One of the simplest digital operations, often associated with a single command in a computer processor’s machine language, is copying of data from one memory location to another. Indeed, the possibilistic character of the digital implies the triviality of digital reproduction. Copying a bit value from one indexed location to another is a basic function of bitwise operation, and iterative repetition of this operation over a set of data large or small is almost as trivial. There is a minimal material cost of making a copy, and the simplicity of this bit-for-bit reproduction means that there is almost no time cost, either. Thus does the digital reproduce itself perfectly and without effort. Not time nor space but logic becomes the dominant organizing force of the digital, which, unburdened by the massive and enduring forms of space and time, exposes its entire inside at once, a condition prosaically referred to as “random access.” The digital is made of logic and made by logic. Compared even to language, whose linear sequentialism is tied to time (as speech) and space (as writing), the digital gains an even higher degree of abstraction. One might imagine every point on the Ecumenon connected to every other, by virtue of the numerical indexing scheme that allows bits to act on other bits.

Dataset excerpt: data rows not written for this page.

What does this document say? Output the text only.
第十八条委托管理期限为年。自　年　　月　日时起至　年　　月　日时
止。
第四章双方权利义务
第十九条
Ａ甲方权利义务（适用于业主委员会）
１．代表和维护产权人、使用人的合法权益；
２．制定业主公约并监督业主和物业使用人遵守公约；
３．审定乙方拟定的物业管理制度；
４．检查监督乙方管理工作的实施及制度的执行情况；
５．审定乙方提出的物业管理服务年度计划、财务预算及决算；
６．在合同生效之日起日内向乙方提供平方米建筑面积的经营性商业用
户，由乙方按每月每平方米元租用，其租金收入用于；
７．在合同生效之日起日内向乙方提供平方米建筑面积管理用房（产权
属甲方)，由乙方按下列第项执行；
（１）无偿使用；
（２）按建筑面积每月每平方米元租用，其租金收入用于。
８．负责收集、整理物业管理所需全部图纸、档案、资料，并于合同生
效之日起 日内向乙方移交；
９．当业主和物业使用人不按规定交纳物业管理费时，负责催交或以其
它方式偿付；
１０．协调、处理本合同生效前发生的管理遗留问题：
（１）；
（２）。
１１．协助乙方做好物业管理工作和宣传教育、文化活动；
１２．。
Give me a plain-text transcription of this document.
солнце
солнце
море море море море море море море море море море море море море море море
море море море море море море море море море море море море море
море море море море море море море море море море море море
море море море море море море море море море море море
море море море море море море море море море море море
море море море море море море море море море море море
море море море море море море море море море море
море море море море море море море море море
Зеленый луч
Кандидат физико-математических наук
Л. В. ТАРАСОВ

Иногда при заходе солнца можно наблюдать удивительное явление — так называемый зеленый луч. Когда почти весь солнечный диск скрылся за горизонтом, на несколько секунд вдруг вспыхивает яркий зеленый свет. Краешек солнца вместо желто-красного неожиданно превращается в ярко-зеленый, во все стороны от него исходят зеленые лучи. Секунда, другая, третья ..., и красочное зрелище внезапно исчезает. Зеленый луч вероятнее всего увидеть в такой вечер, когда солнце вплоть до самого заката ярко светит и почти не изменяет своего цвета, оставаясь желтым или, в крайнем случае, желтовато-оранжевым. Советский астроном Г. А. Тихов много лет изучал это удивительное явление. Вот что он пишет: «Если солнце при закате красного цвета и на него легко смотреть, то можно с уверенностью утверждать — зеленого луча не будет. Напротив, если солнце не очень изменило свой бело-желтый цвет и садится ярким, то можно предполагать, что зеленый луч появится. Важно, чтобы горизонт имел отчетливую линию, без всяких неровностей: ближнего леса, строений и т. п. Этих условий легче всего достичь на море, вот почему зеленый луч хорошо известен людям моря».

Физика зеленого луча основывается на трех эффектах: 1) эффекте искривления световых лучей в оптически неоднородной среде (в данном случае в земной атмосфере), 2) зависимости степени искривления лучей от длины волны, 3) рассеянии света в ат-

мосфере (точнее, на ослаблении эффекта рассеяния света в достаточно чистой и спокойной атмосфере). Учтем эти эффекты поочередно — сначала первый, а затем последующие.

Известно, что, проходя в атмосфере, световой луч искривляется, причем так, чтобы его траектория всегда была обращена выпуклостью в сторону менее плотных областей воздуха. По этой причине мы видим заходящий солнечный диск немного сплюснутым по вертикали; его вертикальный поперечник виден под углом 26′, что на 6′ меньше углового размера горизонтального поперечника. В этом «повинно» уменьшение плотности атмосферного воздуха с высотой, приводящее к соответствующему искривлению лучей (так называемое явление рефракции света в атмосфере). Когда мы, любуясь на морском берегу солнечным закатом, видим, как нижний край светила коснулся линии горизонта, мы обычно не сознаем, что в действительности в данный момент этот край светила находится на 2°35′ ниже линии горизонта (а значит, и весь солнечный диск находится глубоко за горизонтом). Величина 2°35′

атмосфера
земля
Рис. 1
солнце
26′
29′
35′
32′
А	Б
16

This abstract dimensionality of the digital stays faithful to the plodding sequentialism of the processor; notwithstanding current popular advances in parallel processing, digital processors still treat digital codes in strict sequence, admitting and acting on commands one at a time. Linear but randomly accessible, the digital exhibits a hyperlinearity. In Deleuze and Guattari’s study of strata, the mode of reproduction in each case reveals a stratum’s dimensionality. The crystal, on the geological stratum, reproduces by expanding outward along its borders, absorbing layers of material (epistrata) into its crystalline form. It moves outward in three dimensions at once, but only at its surfaces, which form a complex stack of layers between inner material already cryst
allized and outer material still to be incorporated (or not). A significantly different organization characterizes the organic stratum, where reproduction refers to coded strands of formed substance, which decode to produce proteins. The double helix unwinds in reproduction, exposing the code’s spatial linearity, so that its elements may be read in sequence. “The essential thing is the linearity of the nucleic sequence” (Deleuze and Guattari 1987, 59). The third stratum, the cerebro-neural stratum, exhibits a superlinearity, a temporal linearity untied from spatial constraint—the prime example is language—that gives language enough abstraction to reach all of the other strata. The digital steps over a further threshold, abstracting even time and space to achieve a logical linearity, hyperlinearity.
Digital sound, thought
Another description of hyperlinearity: the digital stratum organizes organization per se. It refers only to itself, and it does so unimpeded by the contingencies of materiality. Given its logical ideality, the digital includes no motion, only the representation of motion. It consigns the continuous traverse from one discrete state to another to its materiality, and then disregards or minimizes that materiality by design. (A material bit changing its value from 0 to 1 undergoes a change of magnetic field strength, which passes through a continuum of intervening values as a matter of physical necessity. But the logic that determines the structural significance of a bit switches its value from 0 to 1 without anything in between.)